Gold and platinum records hang on the wall for his work with Janet Jackson and Lipps, which performed the hit "Funkytown."
At one point, Dumas even met John Lennon.

"Most of the sounds you hear in popular music are not made from acoustic instruments, they're made from electronic ones," he said.

He started music technology company Roger Dodger Music and ran it for 23 years until going back to get his masters in music technology.

While working as faculty at St. Cloud State, his work focus changed with an assignment.

"'Can you turn this data into music?' And I said, 'Well sure.' And I sent it back to the guy and the guy wrote back saying, 'You have to meet our director. He's anxious to meet you,'" he said.

It was brain waves from monkeys that then became music.
He now focuses on humans.

"We wanted to know if we could extract a melody from brain data," he said.

He works in a type of studio of the mind, from a chamber that looks like a scuba helmet with wires.

Dumas extracts notes of neurons, attaching them to brain activities.

In one case, the brain mimicked the melody. This experiment is helping him better understand the brain.

"Brains track the probablity of the next note," he said.

He's also used other variables.

"They're drawing a pentagon with a joy stick," he said, of one study.

The information isn't just interesting, but it could be used to help in the real world.

"Imagine you were locked in, you were paralyzed and needed to communicate somehow.
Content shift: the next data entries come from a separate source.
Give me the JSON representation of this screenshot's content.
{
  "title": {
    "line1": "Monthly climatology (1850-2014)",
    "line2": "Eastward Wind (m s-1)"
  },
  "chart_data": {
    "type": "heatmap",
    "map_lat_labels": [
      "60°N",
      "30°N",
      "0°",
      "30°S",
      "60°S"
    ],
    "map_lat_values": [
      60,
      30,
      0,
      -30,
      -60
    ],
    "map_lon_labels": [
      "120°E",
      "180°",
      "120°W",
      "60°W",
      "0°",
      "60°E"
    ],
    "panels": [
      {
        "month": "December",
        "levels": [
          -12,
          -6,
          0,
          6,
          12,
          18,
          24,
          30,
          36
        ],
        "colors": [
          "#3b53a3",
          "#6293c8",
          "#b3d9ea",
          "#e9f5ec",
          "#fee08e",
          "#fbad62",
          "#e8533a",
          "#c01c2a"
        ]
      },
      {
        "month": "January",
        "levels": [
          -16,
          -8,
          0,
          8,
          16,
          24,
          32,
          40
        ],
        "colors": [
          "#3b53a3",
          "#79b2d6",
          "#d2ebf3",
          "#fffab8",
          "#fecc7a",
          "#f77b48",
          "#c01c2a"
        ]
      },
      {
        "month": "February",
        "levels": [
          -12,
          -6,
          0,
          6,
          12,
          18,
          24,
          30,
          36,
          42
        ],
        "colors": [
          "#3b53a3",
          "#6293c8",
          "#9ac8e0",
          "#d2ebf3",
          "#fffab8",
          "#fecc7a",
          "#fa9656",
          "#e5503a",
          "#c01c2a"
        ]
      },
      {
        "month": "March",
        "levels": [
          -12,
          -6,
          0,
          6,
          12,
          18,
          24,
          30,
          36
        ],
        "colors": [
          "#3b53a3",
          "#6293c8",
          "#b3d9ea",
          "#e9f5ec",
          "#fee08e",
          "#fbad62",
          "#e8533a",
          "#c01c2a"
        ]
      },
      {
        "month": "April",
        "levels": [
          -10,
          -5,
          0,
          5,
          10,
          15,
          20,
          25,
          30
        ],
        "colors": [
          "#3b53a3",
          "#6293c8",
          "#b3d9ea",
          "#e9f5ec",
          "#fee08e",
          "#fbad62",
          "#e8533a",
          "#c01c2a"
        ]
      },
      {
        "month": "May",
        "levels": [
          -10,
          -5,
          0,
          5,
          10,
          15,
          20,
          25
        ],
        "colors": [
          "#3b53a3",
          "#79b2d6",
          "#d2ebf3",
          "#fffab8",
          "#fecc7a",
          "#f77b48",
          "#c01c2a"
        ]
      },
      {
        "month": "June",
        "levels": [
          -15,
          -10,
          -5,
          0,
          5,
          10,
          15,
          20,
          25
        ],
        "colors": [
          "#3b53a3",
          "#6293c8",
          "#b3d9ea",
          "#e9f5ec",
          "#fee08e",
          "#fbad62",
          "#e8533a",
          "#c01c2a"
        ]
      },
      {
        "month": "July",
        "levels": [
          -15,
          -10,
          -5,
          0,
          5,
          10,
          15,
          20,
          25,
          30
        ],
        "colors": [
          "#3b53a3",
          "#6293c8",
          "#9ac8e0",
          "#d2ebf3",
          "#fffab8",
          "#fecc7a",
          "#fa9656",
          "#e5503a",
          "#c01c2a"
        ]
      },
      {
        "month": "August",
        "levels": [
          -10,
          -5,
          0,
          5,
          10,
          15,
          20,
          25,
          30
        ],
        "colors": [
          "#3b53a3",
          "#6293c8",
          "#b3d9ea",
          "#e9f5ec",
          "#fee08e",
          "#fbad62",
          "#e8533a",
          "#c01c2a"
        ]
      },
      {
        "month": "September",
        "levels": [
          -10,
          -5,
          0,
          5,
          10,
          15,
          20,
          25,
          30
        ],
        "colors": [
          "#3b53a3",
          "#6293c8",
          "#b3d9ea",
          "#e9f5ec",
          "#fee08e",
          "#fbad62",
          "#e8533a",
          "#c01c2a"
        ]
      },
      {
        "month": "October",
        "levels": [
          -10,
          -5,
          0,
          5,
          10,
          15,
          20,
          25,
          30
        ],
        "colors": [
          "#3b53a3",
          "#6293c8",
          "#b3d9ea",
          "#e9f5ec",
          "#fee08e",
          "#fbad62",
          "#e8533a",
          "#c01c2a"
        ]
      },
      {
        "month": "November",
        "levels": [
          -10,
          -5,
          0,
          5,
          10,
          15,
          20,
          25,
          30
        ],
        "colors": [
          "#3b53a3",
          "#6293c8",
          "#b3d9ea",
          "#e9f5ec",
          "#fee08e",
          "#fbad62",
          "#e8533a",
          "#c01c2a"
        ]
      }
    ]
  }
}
You could use the device for communication, you could create melodies," he said.

So far, he's created a CD, called Pieces of Mind, that is a collection of brain activations. The brain samples are run through a synthesizer, the actual notes are events happening in subjects' heads.

"I want to eventually create a brain to synthesizer melodic interface," he said.

To scientists, that sounds like music to their ears.

Music can also have a big impact on your mood.

Something upbeat, like 'Beat It' by Michael Jackson, can get you pumped for a big presentation. Something slow by Norah Jones can be the perfect way to send yourself off to sleep.